Numa conferência de imprensa em Teerão, o responsável insistiu que a decisão tomada pela Casa Rosada “Inaceitável do ponto de vista do direito internacional e perigoso do ponto de vista político”.. Nesse sentido, questionou a classificação de “parte das forças armadas oficiais do país” como terrorista, criticando diretamente a inclusão da Força Quds nos documentos argentinos.
A resposta iraniana surgiu depois de o governo nacional ter anunciado oficialmente neste sábado a inclusão do grupo iraniano. Registo Público de Pessoas e Organizações Associadas ao Terrorismo e ao Seu Financiamento (RePET). A Presidência informa que a decisão foi apresentada por Miley e adotada em coordenação com vários ministérios e a Secretaria de Inteligência de Estado.
O anúncio era bem conhecido às vésperas do novo aniversário da morte do promotor Alberto NismanEm 2015, ele foi encontrado morto em seu apartamento um dia antes de apresentar queixa contra o então presidente no Congresso. Cristina Kirchner Por um alegado acordo com o Irão para encobrir os responsáveis pelo ataque à AMIA.

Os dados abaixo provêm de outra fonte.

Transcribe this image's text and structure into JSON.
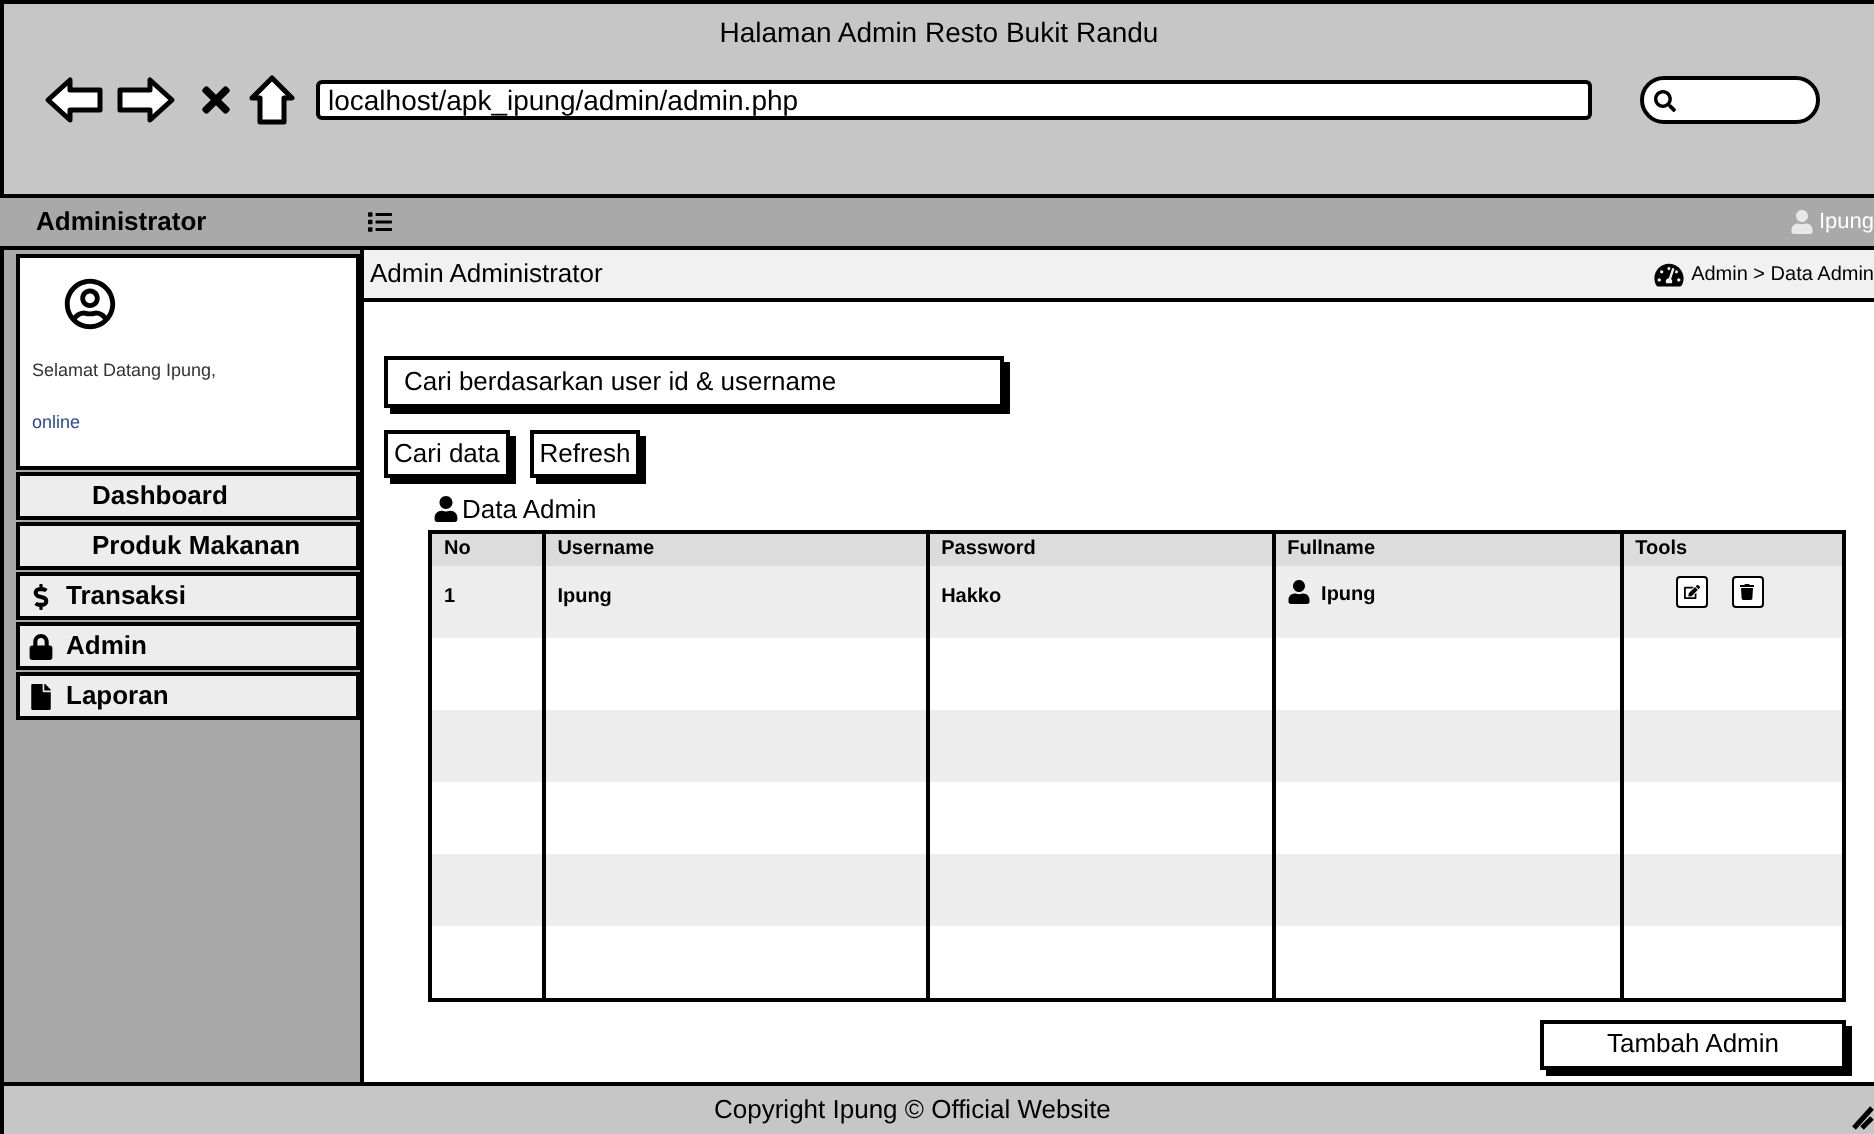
{
  "browser": {
    "title": "Halaman Admin Resto Bukit Randu",
    "url": "localhost/apk_ipung/admin/admin.php"
  },
  "topbar": {
    "brand": "Administrator",
    "user": "Ipung"
  },
  "sidebar": {
    "greeting": "Selamat Datang Ipung,",
    "status": "online",
    "menu": [
      {
        "label": "Dashboard"
      },
      {
        "label": "Produk Makanan"
      },
      {
        "label": "Transaksi"
      },
      {
        "label": "Admin"
      },
      {
        "label": "Laporan"
      }
    ]
  },
  "content": {
    "title": "Admin Administrator",
    "breadcrumb": "Admin > Data Admin",
    "search": {
      "value": "Cari berdasarkan user id & username"
    },
    "buttons": [
      "Cari data",
      "Refresh"
    ],
    "table_title": "Data Admin",
    "table": {
      "columns": [
        "No",
        "Username",
        "Password",
        "Fullname",
        "Tools"
      ],
      "rows": [
        {
          "no": "1",
          "username": "Ipung",
          "password": "Hakko",
          "fullname": "Ipung"
        }
      ]
    },
    "add_button": "Tambah Admin"
  },
  "footer": {
    "text": "Copyright Ipung © Official Website"
  }
}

A Força Quds é uma unidade do Corpo da Guarda Revolucionária Islâmica do Irão responsável pelas operações estrangeiras do regime. A sua missão inclui treino, financiamento e apoio a grupos armados aliados de Teerão em vários países, bem como tarefas de inteligência e operações secretas fora do território iraniano. Estados Unidos e outros países ocidentais Eles o acusam de participar dos ataquesatividades terroristas e processos de desestabilização regional e consideram-no uma parte central da projeção militar e política do Irão no Médio Oriente e noutras regiões.
Na sua declaração oficial, o gabinete do presidente definiu a organização como “uma unidade do Corpo da Guarda Revolucionária Islâmica do Irão especializada em treino para realizar ataques terroristas noutros países”. O texto afirmava que a resolução implicava que seus membros e aliados estavam sujeitos sanções financeiras e restrições operacionaiscom o objectivo de limitar a sua capacidade de operar e proteger o sistema financeiro local.

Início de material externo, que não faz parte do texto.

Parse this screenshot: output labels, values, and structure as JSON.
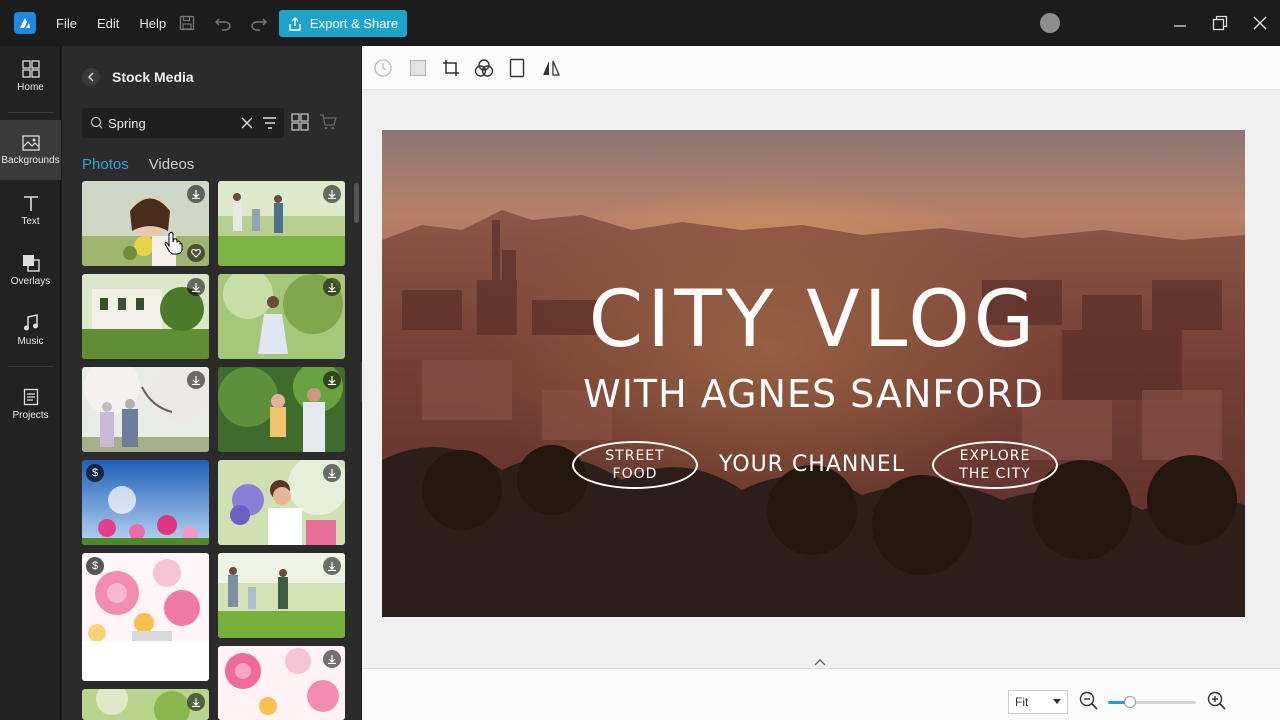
{
  "menu": {
    "file": "File",
    "edit": "Edit",
    "help": "Help"
  },
  "toolbar": {
    "export_label": "Export & Share"
  },
  "rail": {
    "items": [
      {
        "label": "Home",
        "icon": "home-icon"
      },
      {
        "label": "Backgrounds",
        "icon": "backgrounds-icon"
      },
      {
        "label": "Text",
        "icon": "text-icon"
      },
      {
        "label": "Overlays",
        "icon": "overlays-icon"
      },
      {
        "label": "Music",
        "icon": "music-icon"
      },
      {
        "label": "Projects",
        "icon": "projects-icon"
      }
    ],
    "active": "Backgrounds"
  },
  "panel": {
    "title": "Stock Media",
    "search": {
      "value": "Spring",
      "placeholder": ""
    },
    "tabs": [
      {
        "label": "Photos",
        "active": true
      },
      {
        "label": "Videos",
        "active": false
      }
    ],
    "thumbnails": [
      {
        "subject": "woman with flowers",
        "badge": "download",
        "favorite": true
      },
      {
        "subject": "family walking in park",
        "badge": "download"
      },
      {
        "subject": "white house garden",
        "badge": "download"
      },
      {
        "subject": "woman in field",
        "badge": "download"
      },
      {
        "subject": "elderly couple under blossoms",
        "badge": "download"
      },
      {
        "subject": "family with child",
        "badge": "download"
      },
      {
        "subject": "pink flowers blue sky",
        "badge": "paid"
      },
      {
        "subject": "woman smelling flowers",
        "badge": "download"
      },
      {
        "subject": "pink floral pattern",
        "badge": "paid",
        "watermark": "gettyimages"
      },
      {
        "subject": "family walking on grass",
        "badge": "download"
      },
      {
        "subject": "floral pattern",
        "badge": "download"
      },
      {
        "subject": "spring greenery",
        "badge": "download"
      },
      {
        "subject": "pink flowers",
        "badge": ""
      }
    ]
  },
  "canvas": {
    "title": "CITY VLOG",
    "subtitle": "WITH AGNES SANFORD",
    "left_pill": [
      "STREET",
      "FOOD"
    ],
    "center": "YOUR CHANNEL",
    "right_pill": [
      "EXPLORE",
      "THE CITY"
    ]
  },
  "zoom": {
    "select": "Fit",
    "level": 0.25
  },
  "colors": {
    "accent": "#1ea4c8",
    "tab_active": "#2aa7d4"
  }
}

O governo culpou esta unidade militar pelos ataques na Argentina na década de 1990. O comunicado recorda que o país “tornou-se vítima das suas acções” através de ataques contra Embaixada de Israel em Buenos Aires em 1992 e vs. AMIA:Em 1994, ele também observou que Ahmad VahidiEntre 1989 e 1998, o comandante da Força Quds esteve envolvido num ataque contra a AMIA e está em alerta vermelho da Interpol, apesar de ter sido promovido dentro do regime iraniano.
Noutra parte do texto, a Presidência sublinhou que Miley “mantém um compromisso inquebrantável de reconhecimento dos terroristas”, o que, segundo o comunicado, já foi expresso. O Hamas, o Cartel do Sol e vários ramos da Irmandade Muçulmana são organizações terroristas. “Este governo está determinado a reverter o curso das últimas décadas e alinhar-se com a civilização ocidental, respeitando os direitos individuais e as suas instituições, ao mesmo tempo que condena e confronta aqueles que procuram destruí-la”, acrescentou.

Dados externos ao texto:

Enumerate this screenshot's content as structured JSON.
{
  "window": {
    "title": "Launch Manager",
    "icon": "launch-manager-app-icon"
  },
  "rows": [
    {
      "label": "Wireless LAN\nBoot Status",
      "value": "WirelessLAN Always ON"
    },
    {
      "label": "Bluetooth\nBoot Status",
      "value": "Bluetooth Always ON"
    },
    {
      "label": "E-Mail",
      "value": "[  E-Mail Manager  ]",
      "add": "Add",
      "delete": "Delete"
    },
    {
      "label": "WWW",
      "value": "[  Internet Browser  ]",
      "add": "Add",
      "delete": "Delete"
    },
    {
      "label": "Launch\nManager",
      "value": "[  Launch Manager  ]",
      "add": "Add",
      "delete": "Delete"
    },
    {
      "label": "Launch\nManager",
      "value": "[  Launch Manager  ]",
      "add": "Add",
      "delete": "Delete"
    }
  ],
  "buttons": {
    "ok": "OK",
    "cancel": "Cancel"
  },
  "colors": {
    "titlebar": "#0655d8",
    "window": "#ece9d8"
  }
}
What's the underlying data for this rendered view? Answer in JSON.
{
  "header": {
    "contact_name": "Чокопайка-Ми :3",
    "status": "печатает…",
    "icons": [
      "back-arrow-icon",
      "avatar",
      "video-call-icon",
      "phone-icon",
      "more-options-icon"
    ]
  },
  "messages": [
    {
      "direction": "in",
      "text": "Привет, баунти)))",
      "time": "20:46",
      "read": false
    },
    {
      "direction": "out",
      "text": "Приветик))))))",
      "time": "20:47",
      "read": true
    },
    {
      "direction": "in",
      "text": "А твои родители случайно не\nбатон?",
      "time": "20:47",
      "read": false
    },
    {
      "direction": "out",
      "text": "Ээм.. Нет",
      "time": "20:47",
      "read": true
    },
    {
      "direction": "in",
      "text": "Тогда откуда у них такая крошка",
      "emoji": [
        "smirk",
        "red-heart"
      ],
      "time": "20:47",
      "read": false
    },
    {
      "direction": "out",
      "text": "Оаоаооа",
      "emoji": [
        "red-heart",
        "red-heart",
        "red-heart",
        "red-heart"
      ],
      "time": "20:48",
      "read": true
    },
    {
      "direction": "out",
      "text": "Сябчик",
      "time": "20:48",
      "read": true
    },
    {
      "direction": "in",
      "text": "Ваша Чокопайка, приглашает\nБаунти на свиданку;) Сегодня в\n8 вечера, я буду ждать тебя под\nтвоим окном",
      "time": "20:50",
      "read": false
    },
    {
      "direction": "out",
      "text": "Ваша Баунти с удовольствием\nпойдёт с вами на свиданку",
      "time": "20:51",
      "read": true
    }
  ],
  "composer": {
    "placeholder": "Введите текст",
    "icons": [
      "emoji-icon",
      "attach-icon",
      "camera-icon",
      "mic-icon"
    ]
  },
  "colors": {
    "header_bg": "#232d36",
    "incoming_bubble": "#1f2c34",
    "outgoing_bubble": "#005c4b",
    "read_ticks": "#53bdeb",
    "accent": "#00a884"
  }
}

Paralelamente, a administração Os Estados Unidos manifestaram o seu apoio imediato No evento organizado por Miley. A Embaixada dos EUA na Argentina “congratulou-se com a decisão de designar a Força Quds como uma organização terrorista e afirmou que o grupo tinha “alimentado a violência em todo o Médio Oriente e além”. Segundo Washington, a medida tomada por Buenos Aires reforça os esforços internacionais para combater o terrorismo apoiado pelo Irão e apoiar o povo iraniano.